Les médias européens face à la crise

Les médias européens face à la crise
 Anaïs Ginori
Auteur
Journaliste à La Repubblica
 Victor Mallet
Auteur
Chef du bureau de Paris du Financial Times
 Martina Meister
Auteur
Correspondante à Paris pour Die Welt

Le Covid-19 touche tout le monde, y compris les médias. Vagues de désinformation, baisse de revenus, nécessité de continuer à opérer… "Comment les médias de votre pays se sont-ils organisés pour assurer la diffusion d’informations fiables autour de l’épidémie ?" : voici la question que nous avons posée à Anais Ginori, journaliste au sein du journal italien La Republicca, Victor Mallet, chef du bureau de Paris du journal britannique Financial Times et Martina Meister, correspondante à Paris pour le journal allemand Die Welt.
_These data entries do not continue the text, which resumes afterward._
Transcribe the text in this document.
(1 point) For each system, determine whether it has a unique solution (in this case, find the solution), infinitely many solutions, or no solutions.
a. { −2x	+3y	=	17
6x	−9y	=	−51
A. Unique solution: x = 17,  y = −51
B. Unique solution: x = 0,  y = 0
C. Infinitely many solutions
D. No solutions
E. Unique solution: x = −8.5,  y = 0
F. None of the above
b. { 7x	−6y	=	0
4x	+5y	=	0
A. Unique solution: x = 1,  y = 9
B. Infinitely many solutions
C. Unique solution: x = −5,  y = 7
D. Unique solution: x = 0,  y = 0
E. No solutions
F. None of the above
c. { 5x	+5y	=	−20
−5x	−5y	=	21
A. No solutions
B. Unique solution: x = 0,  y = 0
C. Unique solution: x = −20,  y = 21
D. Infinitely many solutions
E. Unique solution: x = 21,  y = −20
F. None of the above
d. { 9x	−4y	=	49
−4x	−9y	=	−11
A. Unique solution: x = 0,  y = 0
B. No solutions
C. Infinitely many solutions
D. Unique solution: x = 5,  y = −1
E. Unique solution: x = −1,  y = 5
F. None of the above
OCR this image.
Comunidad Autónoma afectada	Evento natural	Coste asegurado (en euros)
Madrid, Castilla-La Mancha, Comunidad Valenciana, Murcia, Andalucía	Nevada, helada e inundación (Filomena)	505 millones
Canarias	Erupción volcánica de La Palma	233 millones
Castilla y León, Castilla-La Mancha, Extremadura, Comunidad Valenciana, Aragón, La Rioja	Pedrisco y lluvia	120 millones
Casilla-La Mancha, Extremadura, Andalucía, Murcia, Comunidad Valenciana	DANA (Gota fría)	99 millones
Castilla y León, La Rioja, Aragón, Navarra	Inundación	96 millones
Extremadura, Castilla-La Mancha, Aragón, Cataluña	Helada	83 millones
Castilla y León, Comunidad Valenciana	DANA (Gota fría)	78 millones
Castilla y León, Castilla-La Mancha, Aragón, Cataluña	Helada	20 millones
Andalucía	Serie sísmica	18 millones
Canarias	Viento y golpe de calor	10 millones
Anais Ginori, La Repubblica

Il est important de comprendre que la crise nous a pris par surprise, sûrement plus que les autres médias européens, qui ont pu se préparer en voyant ce qu’il se passait en Italie. Nous avons été le premier pays européen placé en confinement et n’étions pas préparés d’un point de vue pratique et logistique. Nous avons rencontré plusieurs défis autour de l’organisation du travail et des régulations d’ordre sanitaire, qu’il fallait relever en très peu de temps afin d’assurer la diffusion des informations.

Avant même d’avoir une information fiable, le véritable enjeu a été d’éviter la panne d’information. En quelques jours, voire quelques heures, nous avons vidé les rédactions et mis en place un système de télétravail afin de maintenir la rédaction du journal à distance. Sortir de nouvelles éditions sans interruption a été un immense challenge pour la plupart des médias italiens, puisque la presse italienne est publiée sept jours sur sept. Par ailleurs, lorsque le décret de confinement a été émis par le gouvernement, le fonctionnement des kiosques à journaux n’était pas catégorisé comme une activité dite "essentielle". Il y a donc eu un véritable travail de pression des médias italiens afin que les kiosques restent ouverts.

Ensuite, les reporters et enquêteurs se sont rendus sur le terrain, dans les premiers foyers du coronavirus, en Lombardie et Vénétie, sans prendre toutes les précautions nécessaires. Evidemment, ces journalistes ont été placés en quarantaine par la suite et nous n’avons heureusement pas eu de cas de Covid-19. Depuis, les autorités ont instauré des règles. Nous continuons à envoyer quelques reporters sur le terrain, comme en ce moment dans l'hôpital de Bergame, qui est l’un des hôpitaux les plus touchés par le coronavirus en Occident, en nous assurant qu’ils soient protégés.

En quelques jours, voire quelques heures, nous avons vidé les rédactions et mis en place un système de télétravail afin de maintenir la rédaction du journal à distance.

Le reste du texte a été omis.